A crescente valorização da ética pela sociedade, somada ao rigor da nova Lei Anticorrupção, deverá balizar o comportamento no mundo corporativo. Assim, é ilustrativo o exemplo de consumidores dispostos a pagar mais caro por produtos social e ambientalmente corretos. A ética, como se depreende de tais posturas exemplares, está indissoluvelmente ligada à cidadania e esta, por sua vez, é decorrência quase natural da educação, entendida em seu sentido mais amplo e nobre. Em outras palavras, se é verdade que ninguém nasce cidadão, também é verdade que todos podem ser tornar cidadãos desde que tenham acesso à educação. O processo de formação e a prática cidadã podem – e devem – ter início na família, continuar na escola, espelhar-se no exemplo dos homens públicos, invadir a trajetória profissional e prosseguir ao longo da vida.

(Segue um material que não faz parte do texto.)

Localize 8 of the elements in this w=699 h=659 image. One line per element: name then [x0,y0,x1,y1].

Percebe-se aí, portanto, a importância de vincular os ensinamentos teóricos a exemplos de posturas éticas, em especial aqueles transmitidos às novas gerações nas fases da vida em que estão mais abertas à aquisição de valores e princípios, isto é, na infância e na adolescência. Apenas como ilustração: em que adulto se transformará um garoto que vê o pai subornar o policial quando pego em infração de trânsito ou, à mesa do jantar, se vangloria de fraudar o fisco ou lesar seus clientes? Em que adulto se transformará o aluno prejudicado pelas péssimas aulas ministradas por um professor campeão de faltas ao trabalho, displicente e que, no exame final, aprova a classe inteira, por comodismo? Em que profissional se transformará o trainee ou o estagiário que observar seu gestor praticar atos prejudiciais à empresa, para deles retirar proveito pessoal? O que esperar do brasileiro bombardeado diariamente pelas mentiras, manobras escusas, atos de compadrio e outros abusos de poder praticados por autoridades? Certamente, não serão cidadãos com a qualidade que todos desejamos para o País, agora e no futuro.

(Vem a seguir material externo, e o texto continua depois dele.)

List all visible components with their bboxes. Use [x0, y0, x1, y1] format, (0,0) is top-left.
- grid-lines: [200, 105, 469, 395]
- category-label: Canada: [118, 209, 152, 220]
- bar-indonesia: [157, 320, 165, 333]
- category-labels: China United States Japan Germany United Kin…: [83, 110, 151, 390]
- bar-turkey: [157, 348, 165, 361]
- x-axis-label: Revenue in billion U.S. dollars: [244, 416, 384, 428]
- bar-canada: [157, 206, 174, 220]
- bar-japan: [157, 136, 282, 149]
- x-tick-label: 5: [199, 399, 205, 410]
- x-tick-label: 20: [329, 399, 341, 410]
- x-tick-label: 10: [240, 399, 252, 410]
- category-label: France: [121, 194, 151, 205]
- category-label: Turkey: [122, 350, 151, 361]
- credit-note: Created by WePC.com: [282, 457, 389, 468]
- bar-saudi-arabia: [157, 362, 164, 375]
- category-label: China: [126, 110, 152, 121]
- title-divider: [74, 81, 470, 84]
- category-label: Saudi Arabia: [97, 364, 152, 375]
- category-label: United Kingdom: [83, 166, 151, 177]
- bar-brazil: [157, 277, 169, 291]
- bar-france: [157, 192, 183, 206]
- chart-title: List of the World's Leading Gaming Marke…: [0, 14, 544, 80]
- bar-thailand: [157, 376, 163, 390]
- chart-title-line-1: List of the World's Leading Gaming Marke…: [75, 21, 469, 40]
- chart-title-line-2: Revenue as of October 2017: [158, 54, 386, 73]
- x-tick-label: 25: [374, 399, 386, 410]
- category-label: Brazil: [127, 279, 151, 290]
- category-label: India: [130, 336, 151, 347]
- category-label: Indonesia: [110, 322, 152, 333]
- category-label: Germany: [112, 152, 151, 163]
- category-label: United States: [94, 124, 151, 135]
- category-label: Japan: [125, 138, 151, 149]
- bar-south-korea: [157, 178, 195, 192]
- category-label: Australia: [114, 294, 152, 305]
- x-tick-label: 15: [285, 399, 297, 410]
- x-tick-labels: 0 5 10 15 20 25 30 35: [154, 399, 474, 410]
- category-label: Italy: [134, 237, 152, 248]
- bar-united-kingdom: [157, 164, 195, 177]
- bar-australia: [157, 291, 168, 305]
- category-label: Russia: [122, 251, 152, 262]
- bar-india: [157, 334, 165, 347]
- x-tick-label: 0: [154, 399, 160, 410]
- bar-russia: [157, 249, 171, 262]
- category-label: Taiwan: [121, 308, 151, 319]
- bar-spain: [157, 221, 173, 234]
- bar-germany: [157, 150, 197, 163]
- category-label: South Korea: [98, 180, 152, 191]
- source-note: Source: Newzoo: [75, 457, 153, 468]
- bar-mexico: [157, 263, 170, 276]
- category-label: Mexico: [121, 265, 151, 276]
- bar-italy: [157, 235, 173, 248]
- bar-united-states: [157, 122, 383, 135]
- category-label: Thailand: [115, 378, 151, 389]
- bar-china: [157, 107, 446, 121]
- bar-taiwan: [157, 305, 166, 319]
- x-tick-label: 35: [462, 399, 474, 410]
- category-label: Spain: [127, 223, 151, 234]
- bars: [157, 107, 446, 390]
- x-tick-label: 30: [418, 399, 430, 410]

Para a depuração dos valores distorcidos que ainda prevalecem em largos segmentos da sociedade, não é possível ignorar a responsabilidade de cada um, principalmente daqueles que tiveram a sorte de ser moldados desde a infância e juventude pelo figurino da ética e se esmeram em cultivar sua prática. A esses, não é mais permitido o conforto da omissão e do simples protesto. A eles – candidatos ou eleitores –, pede-se uma ação mais efetiva já nas próximas eleições, uns com a correta decisão de votos e outros com o compromisso de uma atuação, na vida pública, verdadeiramente republicana e voltada para o bem comum.
*Ruy Martins Altenfelder Silva é presidente do Conselho de Administração do CIEE/SP e da Academia Paulista de Letras Jurídicas (APLJ).